It goes without saying that moviemakers rarely have any regard for historical accuracy, but due to the lack of evidence that leather armor was widely used by any era of the Roman army an interesting question is raised. Why do movie makers use leather armor so much? Is it cheaper and easier to make? Do they think it looks better? Are they getting bad advice from consultants? What say you RAT member?
It is not cheaper, not easier to work with (leather is the nastiest thing I have ever worked with). I have a hunch that leather does not need caretaking after a two day shooting of a battle scene in rain.
This reminds me of the discussion about Bracers last year!
I think movie-makers are often more influenced by previous screen depictions of Romans than they are by actual history. The earliest films about Romans, back in the silent era, drew on popular 19th-century history painting for a lot of their style tips. Many of these Victorian artists were very scrupulous about the details in their paintings - but they lacked archaeological evidence, and when they looked at original Roman art, they tended to interpret metal armour as leather. The segmentata on Trajan's column looked to them like an assemblage of buckled leather belts. A mail hamata, with the paint and/or detail worn off, looked like a leather tunic. Musculata with pterugues resembled the boiled leather cuirass worn in the middle ages.
So they produced paintings like this one, by Alma Tadema (1889):
Filmmakers in turn adopted the look, and soon brown leather became synonymous with 'ancient Rome'...
Things are slowly changing nowadays, but the leather look dies hard (see Passion of the Christ, etc). Interestingly, while modern filmmakers seem more willing to suggest that their legionaries are wearing metal armour, they still maintain that armour was brown or dirty black! Clothes too, in recent Roman dramas, always appear in muddy tones and ragged-looking fabrics. An attempt to be 'gritty' and 'realistic' I suppose. Ironically, Victorian painters like Tadema probably produced a far more realistic impression of the ancient world in all its colourful glory!
Meanwhile, as we continue to ponder on the correct uses of a strigil...
here's the decline and fall of Imperial Leather -
From 1964:
To 2004:
It's interesting that in both cases the costume designers have obviously looked at some real Roman artefacts (the detail of the helmets in particular). To my mind, the 1964 version is far preferable!
Leather can be worked by the costume department easily, its not messy requires no fire and no metalwoking skill, doesnt rust and from a distance it can look like metal or be made too...

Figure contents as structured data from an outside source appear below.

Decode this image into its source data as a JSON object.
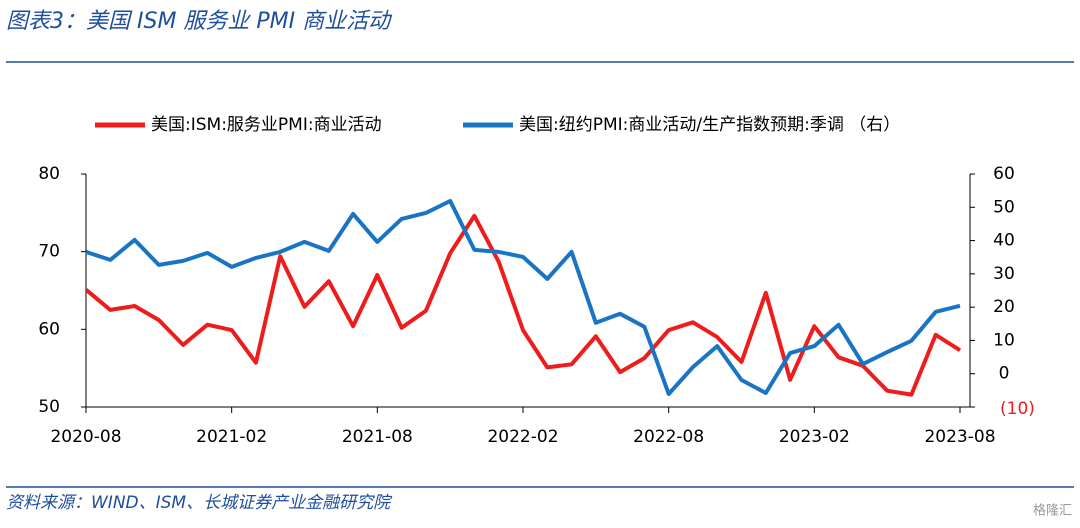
{
  "title": "图表3：美国 ISM 服务业 PMI 商业活动",
  "source": "资料来源：WIND、ISM、长城证券产业金融研究院",
  "watermark": "格隆汇",
  "chart_data": {
    "type": "line",
    "categories": [
      "2020-08",
      null,
      null,
      null,
      null,
      null,
      "2021-02",
      null,
      null,
      null,
      null,
      null,
      "2021-08",
      null,
      null,
      null,
      null,
      null,
      "2022-02",
      null,
      null,
      null,
      null,
      null,
      "2022-08",
      null,
      null,
      null,
      null,
      null,
      "2023-02",
      null,
      null,
      null,
      null,
      null,
      "2023-08"
    ],
    "series": [
      {
        "name": "美国:ISM:服务业PMI:商业活动",
        "color": "#ee1c1c",
        "axis": "y",
        "values": [
          65.1,
          62.5,
          63.0,
          61.2,
          58.0,
          60.6,
          59.9,
          55.7,
          69.4,
          62.9,
          66.2,
          60.4,
          67.0,
          60.2,
          62.4,
          69.8,
          74.6,
          68.7,
          59.9,
          55.1,
          55.5,
          59.1,
          54.5,
          56.3,
          59.9,
          60.9,
          59.0,
          55.8,
          64.7,
          53.5,
          60.4,
          56.4,
          55.3,
          52.1,
          51.6,
          59.3,
          57.3
        ]
      },
      {
        "name": "美国:纽约PMI:商业活动/生产指数预期:季调 （右）",
        "color": "#1a74c4",
        "axis": "y2",
        "values": [
          36.6,
          34.2,
          40.2,
          32.7,
          33.9,
          36.3,
          32.1,
          34.8,
          36.6,
          39.6,
          36.9,
          48.0,
          39.6,
          46.5,
          48.3,
          51.9,
          37.2,
          36.6,
          35.1,
          28.5,
          36.6,
          15.3,
          18.0,
          14.1,
          -6.1,
          2.0,
          8.3,
          -1.9,
          -5.8,
          6.2,
          8.3,
          14.7,
          2.9,
          6.5,
          9.9,
          18.6,
          20.4
        ]
      }
    ],
    "ylim": [
      50,
      80
    ],
    "yticks": [
      50,
      60,
      70,
      80
    ],
    "y2lim": [
      -10,
      60
    ],
    "y2ticks": [
      {
        "value": -10,
        "label": "(10)"
      },
      0,
      10,
      20,
      30,
      40,
      50,
      60
    ],
    "negative_tick_color": "#ee1c1c",
    "legend": "top",
    "grid": false
  }
}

Good enough for most film props.
Over a long film project the props need to look much the same, otherwise continuity could be a problem.

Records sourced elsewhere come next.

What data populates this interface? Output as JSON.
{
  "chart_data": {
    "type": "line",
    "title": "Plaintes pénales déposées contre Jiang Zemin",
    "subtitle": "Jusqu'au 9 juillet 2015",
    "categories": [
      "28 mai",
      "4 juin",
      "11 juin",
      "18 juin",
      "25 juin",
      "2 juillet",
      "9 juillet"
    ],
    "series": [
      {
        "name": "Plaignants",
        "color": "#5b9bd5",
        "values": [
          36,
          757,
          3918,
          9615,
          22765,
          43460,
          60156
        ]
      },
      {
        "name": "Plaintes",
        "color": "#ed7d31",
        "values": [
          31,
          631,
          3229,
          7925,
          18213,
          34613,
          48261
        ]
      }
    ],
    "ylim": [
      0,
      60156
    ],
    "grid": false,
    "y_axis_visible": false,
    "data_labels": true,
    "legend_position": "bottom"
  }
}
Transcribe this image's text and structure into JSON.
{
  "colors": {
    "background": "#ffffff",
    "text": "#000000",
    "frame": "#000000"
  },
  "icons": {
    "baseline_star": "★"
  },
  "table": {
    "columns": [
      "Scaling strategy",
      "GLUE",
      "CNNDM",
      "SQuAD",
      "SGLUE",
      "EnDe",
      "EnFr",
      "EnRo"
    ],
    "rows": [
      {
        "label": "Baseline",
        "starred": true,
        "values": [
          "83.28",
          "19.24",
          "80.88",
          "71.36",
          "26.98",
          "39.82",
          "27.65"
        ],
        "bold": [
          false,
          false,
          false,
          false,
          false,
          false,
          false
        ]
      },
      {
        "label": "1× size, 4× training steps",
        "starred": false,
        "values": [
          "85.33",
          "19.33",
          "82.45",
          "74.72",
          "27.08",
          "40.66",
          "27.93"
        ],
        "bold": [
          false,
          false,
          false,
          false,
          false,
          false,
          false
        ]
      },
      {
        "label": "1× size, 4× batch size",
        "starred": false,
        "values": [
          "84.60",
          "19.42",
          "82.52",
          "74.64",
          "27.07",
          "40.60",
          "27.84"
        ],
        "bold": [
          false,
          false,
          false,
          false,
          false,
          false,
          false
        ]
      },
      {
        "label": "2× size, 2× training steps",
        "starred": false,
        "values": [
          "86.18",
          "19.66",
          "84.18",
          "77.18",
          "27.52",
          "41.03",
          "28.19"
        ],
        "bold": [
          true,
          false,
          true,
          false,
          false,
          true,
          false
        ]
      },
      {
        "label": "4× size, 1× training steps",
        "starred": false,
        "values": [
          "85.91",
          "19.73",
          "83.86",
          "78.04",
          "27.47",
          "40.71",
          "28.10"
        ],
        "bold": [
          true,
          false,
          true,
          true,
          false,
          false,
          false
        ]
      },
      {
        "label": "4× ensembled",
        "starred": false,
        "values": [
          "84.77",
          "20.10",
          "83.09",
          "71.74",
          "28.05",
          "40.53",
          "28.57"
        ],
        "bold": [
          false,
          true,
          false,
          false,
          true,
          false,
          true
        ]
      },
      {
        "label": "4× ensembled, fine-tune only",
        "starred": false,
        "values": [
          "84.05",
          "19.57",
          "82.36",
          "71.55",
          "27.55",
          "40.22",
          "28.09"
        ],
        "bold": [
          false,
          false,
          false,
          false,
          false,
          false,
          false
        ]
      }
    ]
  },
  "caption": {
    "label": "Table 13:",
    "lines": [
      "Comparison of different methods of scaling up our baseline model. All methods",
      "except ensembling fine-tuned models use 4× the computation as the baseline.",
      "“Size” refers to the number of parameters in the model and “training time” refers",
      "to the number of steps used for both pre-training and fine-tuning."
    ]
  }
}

Imagine all those legionaires in sunny scotland filming "Centurion" wearing steel instead of fibreglass next morning all the metal would be rusty requiring cleaning by the costume department before you could do any more filming, time is money as they say...
Ivor
"And the four bare walls stand on the seashore. a wreck a skeleton a monument of that instability and vicissitude to which all things human are subject. Not a dwelling within sight, and the farm labourer, and curious traveller, are the only persons that ever visit the scene where once so many thousands were congregated." T.Lewin 1867
There is nothing wrong with using fibreglass and latex in costumes so long as they are finished to look like metal, not leather. A lot of the mail armour in Lord of the Rings was made from PVC plastic and looked wonderful on screen.